Un viaggio nel cervello alla ricerca della coscienza

Redazione Web

Il segreto della coscienza e l’inganno della tecnica

Gli sviluppi delle neuroscienze e le domande sull’essere umano

Rimini, 23 agosto 2021 – Negli ultimi anni le neuroscienze hanno fatto passi da gigante. Oggi si ha un’idea chiara di circuiti neuronali complicati, grazie a cui è stato possibile realizzare protesi artificiali coordinate direttamente dal cervello. Nonostante tutti questi grandi progressi, però, non sappiamo ancora rispondere alle domande più importanti, come ad esempio su quale sia il segreto della coscienza. «Il rischio è di identificare la coscienza con il comportamento diligente e di non vedere la coscienza dove c’è e di vederla dove non c’è», ha spiegato Marcello Massimini, professore di Fisiologia, Dipartimento di Scienze Biomediche e Cliniche L. Sacco, presso l’Università degli Studi di Milano, durante l’incontro intitolato “Un viaggio nel cervello alla ricerca della coscienza”, introdotto da Samir Suweis, ricercatore in fisica, Laboratorio di Fisica Interdisciplinare, Dipartimento di Fisica e Astronomia e Padova Neuroscience Center, dell’Università degli Studi di Padova.

«Io adesso so che sono cosciente, Cartesio stesso diceva “Cogito ergo sum”. Ma so che la coscienza la posso perdere, ad esempio quando vado a dormire, e addormentarsi è un po’ come morire», ha continuato il professor Massimini. «Ciascuno di noi può definire la coscienza, ma fin quando non abbiamo una misura oggettiva della coscienza abbiamo problemi a definire quando qualcun altro è cosciente. In quel caso si ragiona per analogia: se si comporta come noi, è cosciente come noi». Il rischio è quello cioè di non vederla in pazienti che sembrano “disconnessi”, e di vederla invece dove non c’è, vale a dire nelle macchine, «che hanno performance incredibili e saranno sempre più strabilianti». Per questo, «l’impegno della scienza nel trovare una misura e una definizione di coscienza non è da vedere con diffidenza, ma piuttosto come una cosa buona: finché non avremo una misura più diretta dell’osservazione del comportamento, rischiamo di essere nei guai». Solitamente si crede infatti che un cervello attivo sia cosciente e viceversa, mentre il rischio è di vedere un paziente come una scatola nera. «C’è un 30-40% di pazienti che vengono considerati come disconnessi, ma che non sono tali». Pazienti che sono «difficilissimi da giudicare». La provocazione è quindi sviluppare misure oggettive e fisiche, indipendenti dal resto, che rilevino la coscienza direttamente nel cervello. «Abbiamo fatto su questo qualche progresso ma siamo ancora lontani».

Le maggiori sfide scientifiche? «Le generazioni future si troveranno in un mondo confuso, dove risponderanno a macchine antropomorfizzate e dall’altra parte si troveranno realtà di pazienti e cervelli disconnessi.

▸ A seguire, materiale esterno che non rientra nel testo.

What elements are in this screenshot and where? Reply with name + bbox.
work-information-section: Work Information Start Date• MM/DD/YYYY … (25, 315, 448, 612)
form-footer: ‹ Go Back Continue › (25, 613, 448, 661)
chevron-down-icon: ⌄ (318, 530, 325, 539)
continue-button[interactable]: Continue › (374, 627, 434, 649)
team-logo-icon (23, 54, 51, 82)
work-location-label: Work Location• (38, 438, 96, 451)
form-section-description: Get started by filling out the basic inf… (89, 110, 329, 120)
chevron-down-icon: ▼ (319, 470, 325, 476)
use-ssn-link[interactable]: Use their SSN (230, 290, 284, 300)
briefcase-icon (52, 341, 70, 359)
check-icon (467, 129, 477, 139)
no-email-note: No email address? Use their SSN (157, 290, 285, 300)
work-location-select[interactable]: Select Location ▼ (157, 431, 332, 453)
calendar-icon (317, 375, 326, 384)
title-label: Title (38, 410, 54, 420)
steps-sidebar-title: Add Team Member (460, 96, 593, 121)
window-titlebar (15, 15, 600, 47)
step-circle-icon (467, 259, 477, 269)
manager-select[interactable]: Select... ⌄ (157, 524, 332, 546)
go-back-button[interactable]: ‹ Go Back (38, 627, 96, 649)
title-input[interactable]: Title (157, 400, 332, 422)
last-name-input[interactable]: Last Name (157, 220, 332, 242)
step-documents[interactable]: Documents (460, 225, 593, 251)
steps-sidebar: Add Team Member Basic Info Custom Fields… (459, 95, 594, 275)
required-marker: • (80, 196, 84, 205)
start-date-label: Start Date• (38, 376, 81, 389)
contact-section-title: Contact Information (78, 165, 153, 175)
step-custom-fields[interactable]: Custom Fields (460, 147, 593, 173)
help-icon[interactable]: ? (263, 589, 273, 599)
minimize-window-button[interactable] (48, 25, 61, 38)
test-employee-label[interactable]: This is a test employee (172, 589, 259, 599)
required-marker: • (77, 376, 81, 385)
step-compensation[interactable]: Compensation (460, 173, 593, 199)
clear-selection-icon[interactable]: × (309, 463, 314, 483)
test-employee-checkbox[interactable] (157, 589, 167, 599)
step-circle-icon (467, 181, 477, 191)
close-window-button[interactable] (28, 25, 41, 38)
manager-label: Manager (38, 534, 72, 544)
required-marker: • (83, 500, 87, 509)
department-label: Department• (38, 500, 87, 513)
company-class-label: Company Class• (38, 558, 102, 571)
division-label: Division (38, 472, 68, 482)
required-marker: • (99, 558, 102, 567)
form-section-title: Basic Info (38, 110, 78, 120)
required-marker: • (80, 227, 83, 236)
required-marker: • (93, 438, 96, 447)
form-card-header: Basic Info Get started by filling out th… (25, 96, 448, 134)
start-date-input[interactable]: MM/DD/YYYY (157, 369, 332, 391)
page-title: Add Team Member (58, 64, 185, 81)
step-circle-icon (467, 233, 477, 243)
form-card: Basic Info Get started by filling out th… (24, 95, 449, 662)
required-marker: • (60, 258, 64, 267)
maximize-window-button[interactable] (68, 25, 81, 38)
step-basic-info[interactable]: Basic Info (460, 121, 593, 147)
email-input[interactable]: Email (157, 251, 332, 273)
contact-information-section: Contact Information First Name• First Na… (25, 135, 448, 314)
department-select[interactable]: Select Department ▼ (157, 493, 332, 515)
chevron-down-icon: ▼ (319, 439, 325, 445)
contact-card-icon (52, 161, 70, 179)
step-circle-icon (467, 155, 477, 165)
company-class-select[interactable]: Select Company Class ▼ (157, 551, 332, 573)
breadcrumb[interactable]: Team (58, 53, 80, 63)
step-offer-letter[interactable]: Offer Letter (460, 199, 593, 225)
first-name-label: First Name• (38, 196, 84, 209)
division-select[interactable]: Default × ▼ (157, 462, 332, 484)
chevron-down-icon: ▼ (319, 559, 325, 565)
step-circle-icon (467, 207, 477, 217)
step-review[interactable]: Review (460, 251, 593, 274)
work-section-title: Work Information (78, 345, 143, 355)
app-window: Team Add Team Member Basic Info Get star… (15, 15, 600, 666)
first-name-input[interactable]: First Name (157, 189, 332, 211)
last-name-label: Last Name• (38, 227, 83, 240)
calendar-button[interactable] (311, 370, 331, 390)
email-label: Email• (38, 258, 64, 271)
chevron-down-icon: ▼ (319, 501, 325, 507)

Per questo è necessario capire, sviluppare misure e strumenti», conclude lo scienziato. La strada che va imboccata è segnata da grande attenzione verso le tecnologie che ci circondano. «Siamo molto condizionati dalla velocità delle reti artificiali e delle macchine. Dobbiamo però ricordarci che la coscienza prende tempo, e non dobbiamo farci intrappolare in un paradigma stimolo-risposte, perché questo andrebbe a discapito della coscienza, che ha i suoi tempi che vanno valorizzati in quanto tale. Pensiamo a quando ci incantiamo davanti al luccichio del mare al tramonto. Allora dobbiamo imparare a gestire le macchine che creiamo in modo compatibile con la nostra coscienza».